A Democratic analysis of the Senate budget blueprint passed by Republicans last month found that it would cut Medicaid by $1 trillion and Medicare by $473 billion over 10 years.

“This massive tax cut for the rich would add trillions of dollars to the national debt, allowing Republicans to then come after Medicare, Medicaid, Social Security, and other middle-class priorities,” Sen. Patty Murray (D-Wash.) said in a written statement.

“There’s no way you can offset $1.5 trillion in tax cuts without looking at entitlements,” said Anders Gilberg, senior vice president for government affairs at the Medical Group Management Association.

He worried that if congressional Republicans seek to cut Medicare to recoup those revenue losses, that could destabilize the current transition of physicians from fee-for-service to value-based payment. “We’ll be looking at what the offsets are,” he said. “This sounds easy until you have tension between cutting taxes and being accountable for the deficit.”

Skolnick agreed that hospital leaders need to watch out for possible cuts in federal healthcare programs as a way to pay for the tax cuts. “Unless you pay a whole lot of whopping taxes, tax reform will be a net negative for the hospital sector, both for-profit and not-for-profit,” she predicted. “Careful what you wish for, you may get it.”

The American Hospital Association raised objections to two provisions of the bill affecting hospitals. One would stop treating tax-exempt bonds as investment property.

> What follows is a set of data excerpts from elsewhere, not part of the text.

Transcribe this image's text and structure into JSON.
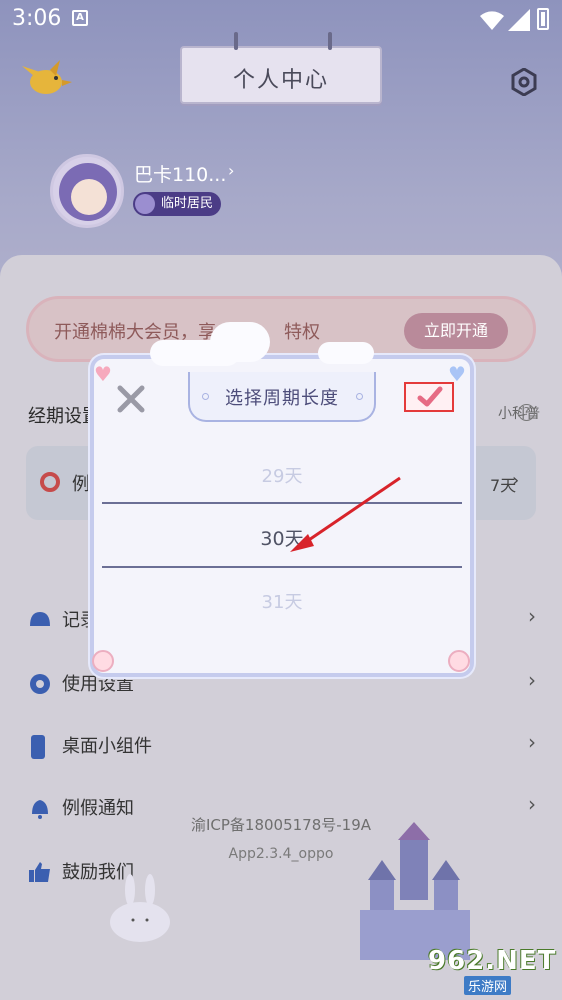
{
  "status_bar": {
    "time": "3:06",
    "a_icon": "A"
  },
  "header": {
    "title": "个人中心"
  },
  "profile": {
    "username": "巴卡110...",
    "badge": "临时居民"
  },
  "vip": {
    "text": "开通棉棉大会员，享",
    "text_tail": "特权",
    "button": "立即开通"
  },
  "section": {
    "title": "经期设置",
    "science_link": "小科普",
    "help": "?"
  },
  "period": {
    "label": "例",
    "value": "7天"
  },
  "menu": [
    {
      "label": "记录",
      "icon": "bell-icon"
    },
    {
      "label": "使用设置",
      "icon": "gear-icon"
    },
    {
      "label": "桌面小组件",
      "icon": "phone-icon"
    },
    {
      "label": "例假通知",
      "icon": "notification-icon"
    },
    {
      "label": "鼓励我们",
      "icon": "thumbs-up-icon"
    }
  ],
  "footer": {
    "icp": "渝ICP备18005178号-19A",
    "version": "App2.3.4_oppo"
  },
  "dialog": {
    "title": "选择周期长度",
    "options": [
      "29天",
      "30天",
      "31天"
    ],
    "selected": "30天"
  },
  "watermark": {
    "logo": "962.NET",
    "sub": "乐游网"
  },
  "colors": {
    "accent": "#e43a3a",
    "dialog_border": "#c5cbed"
  }
}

The AHA warned that if hospitals’ access to tax-exempt financing is limited or eliminated, they would have a harder time investing in new technologies and renovations.

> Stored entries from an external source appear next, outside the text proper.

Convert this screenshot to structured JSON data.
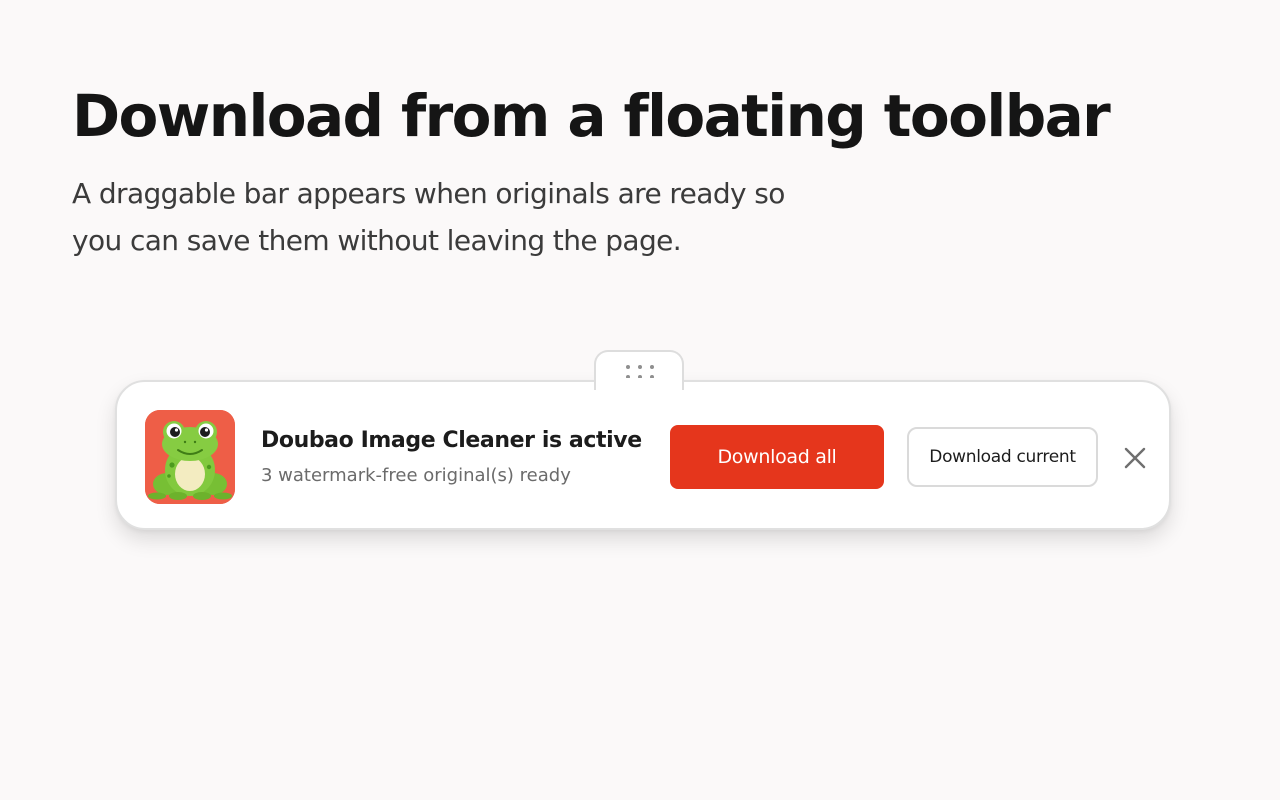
{
  "hero": {
    "title": "Download from a floating toolbar",
    "subtitle": "A draggable bar appears when originals are ready so you can save them without leaving the page."
  },
  "toolbar": {
    "drag_handle_icon": "drag-dots-icon",
    "app_icon": "frog-app-icon",
    "status_title": "Doubao Image Cleaner is active",
    "status_subtitle": "3 watermark-free original(s) ready",
    "download_all_label": "Download all",
    "download_current_label": "Download current",
    "close_icon": "close-icon"
  },
  "colors": {
    "background": "#fbf9f9",
    "primary_button": "#e5361c",
    "app_icon_background": "#ee5e47",
    "frog_green": "#7cc43a"
  }
}
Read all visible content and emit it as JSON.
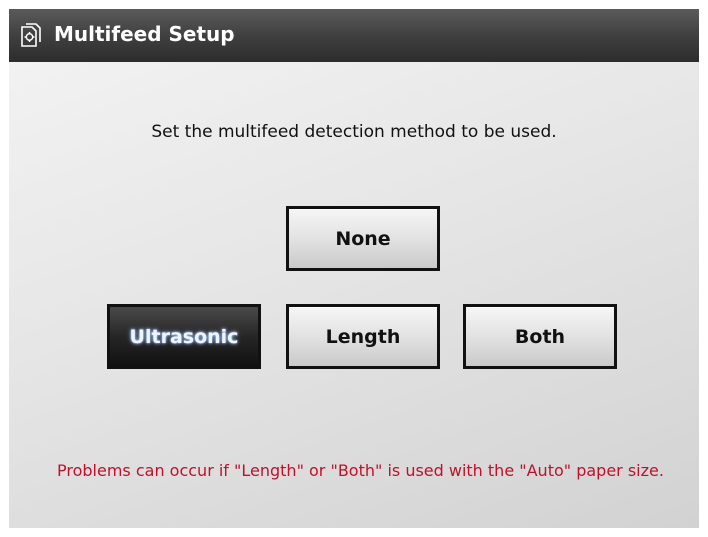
{
  "header": {
    "title": "Multifeed Setup",
    "icon": "settings-document-icon"
  },
  "instruction": "Set the multifeed detection method to be used.",
  "options": {
    "none": "None",
    "ultrasonic": "Ultrasonic",
    "length": "Length",
    "both": "Both"
  },
  "selected_option": "Ultrasonic",
  "warning": "Problems can occur if \"Length\" or \"Both\" is used with the \"Auto\" paper size.",
  "colors": {
    "title_bar": "#3e3e3e",
    "selected_button": "#1a1a1a",
    "warning_text": "#c2102a"
  }
}
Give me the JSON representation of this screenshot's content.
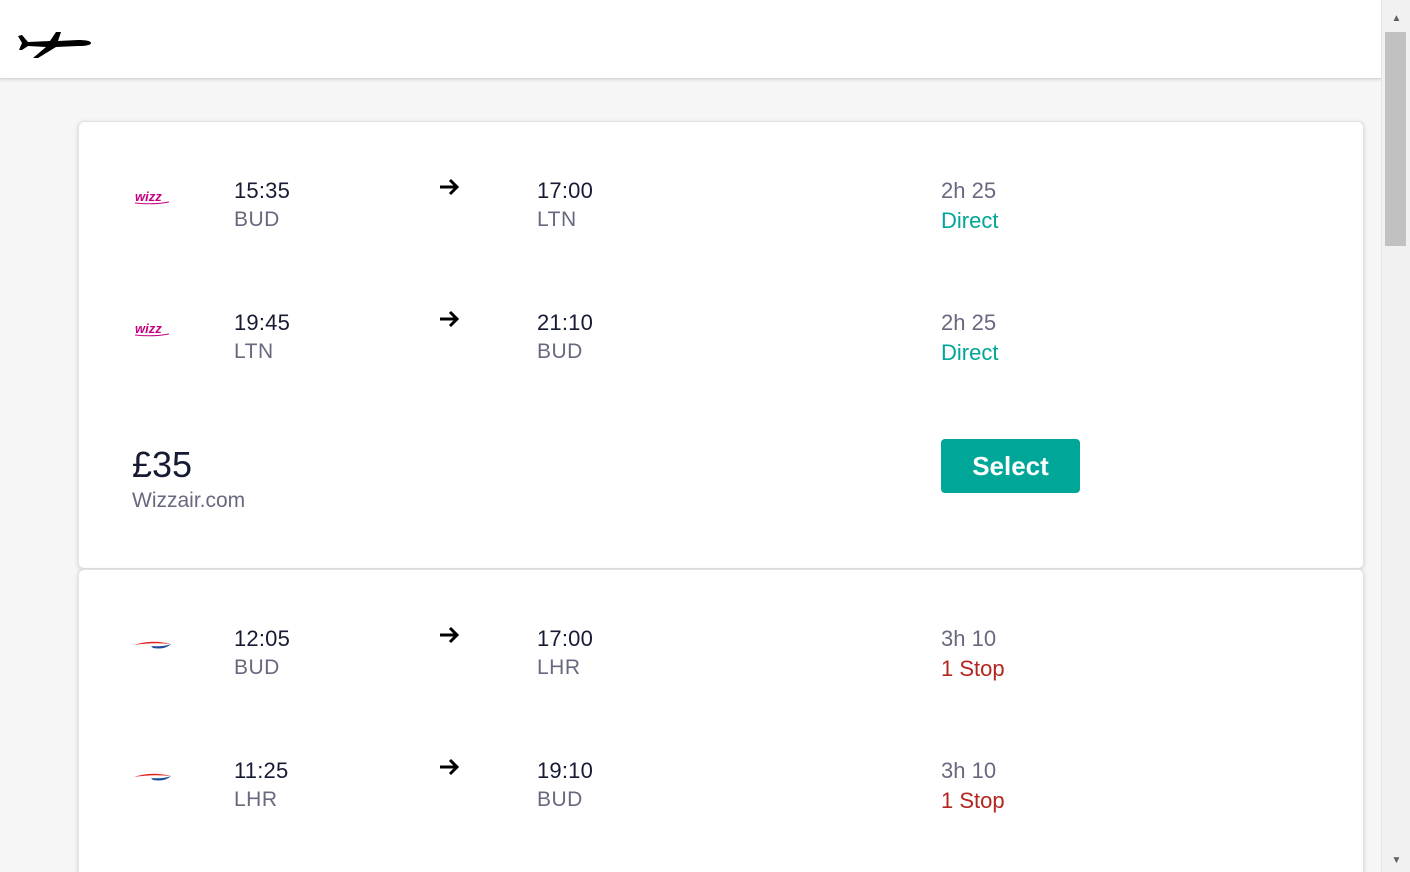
{
  "header": {
    "logo_icon": "airplane-icon"
  },
  "results": [
    {
      "legs": [
        {
          "airline_icon": "wizzair-logo-icon",
          "depart_time": "15:35",
          "depart_code": "BUD",
          "arrive_time": "17:00",
          "arrive_code": "LTN",
          "duration": "2h 25",
          "stops": "Direct"
        },
        {
          "airline_icon": "wizzair-logo-icon",
          "depart_time": "19:45",
          "depart_code": "LTN",
          "arrive_time": "21:10",
          "arrive_code": "BUD",
          "duration": "2h 25",
          "stops": "Direct"
        }
      ],
      "price": "£35",
      "provider": "Wizzair.com",
      "select_label": "Select"
    },
    {
      "legs": [
        {
          "airline_icon": "british-airways-logo-icon",
          "depart_time": "12:05",
          "depart_code": "BUD",
          "arrive_time": "17:00",
          "arrive_code": "LHR",
          "duration": "3h 10",
          "stops": "1 Stop"
        },
        {
          "airline_icon": "british-airways-logo-icon",
          "depart_time": "11:25",
          "depart_code": "LHR",
          "arrive_time": "19:10",
          "arrive_code": "BUD",
          "duration": "3h 10",
          "stops": "1 Stop"
        }
      ]
    }
  ],
  "colors": {
    "accent": "#00a698",
    "direct": "#00a698",
    "stop": "#b3261e",
    "primary_text": "#161b33",
    "secondary_text": "#68697f"
  }
}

The other measure would impose a 20% excise tax on executive compensation above $1 million. The AHA said the law already requires a rigorous process for hospital boards to set compensation based on competitive market rates for top talent.

Physician groups were left behind on the bill’s provision reducing tax rates for pass-through entities. Passive owners of S corporations and limited liability corporations — the structures used by many medical groups — would be able to pay just a 25% tax rate rather than the 39.6% top rate for personal income. But medical groups and other professional service firms would not receive that reduced rate unless they were able to show the income was not labor-related.

“I’m disappointed we wouldn’t see a benefit for our members,” said Tina Hogeman, the MGMA’s chief financial officer.

She also worried about the bill’s $500,000 cap on home mortgage interest deductions, down from the current $1 million. “That’s a real problem for our members,” she said. “The average physician has a home that cost more than $500,000.”

A controversial provision of the House GOP bill that affects consumers is the proposed elimination of itemized deductions for high medical expenses, including long-term care costs. That deduction costs the Treasury about $10 billion a year. The AHA opposes ending that deduction.

The Brookings Institution’s Fiedler said that while the deduction isn’t well-targeted to help people with high medical costs, it’s a bad idea to repeal it to help pay for tax cuts for corporations and wealthier Americans.

“It could be sensible policy to repeal the deduction, but here it’s just financing regressive tax cuts,” Fiedler said.

Healthcare industry groups and supporters of the Affordable Care Act were relieved that the House GOP tax bill did not include provisions Republicans were considering to repeal the ACA’s individual mandate or erase the ACA’s taxes on wealthier people’s investment earnings. Those provisions could have undermined the individual insurance market and the financing for the law’s coverage subsidies.

“The bill is most notable for what’s not in there,” Fiedler said.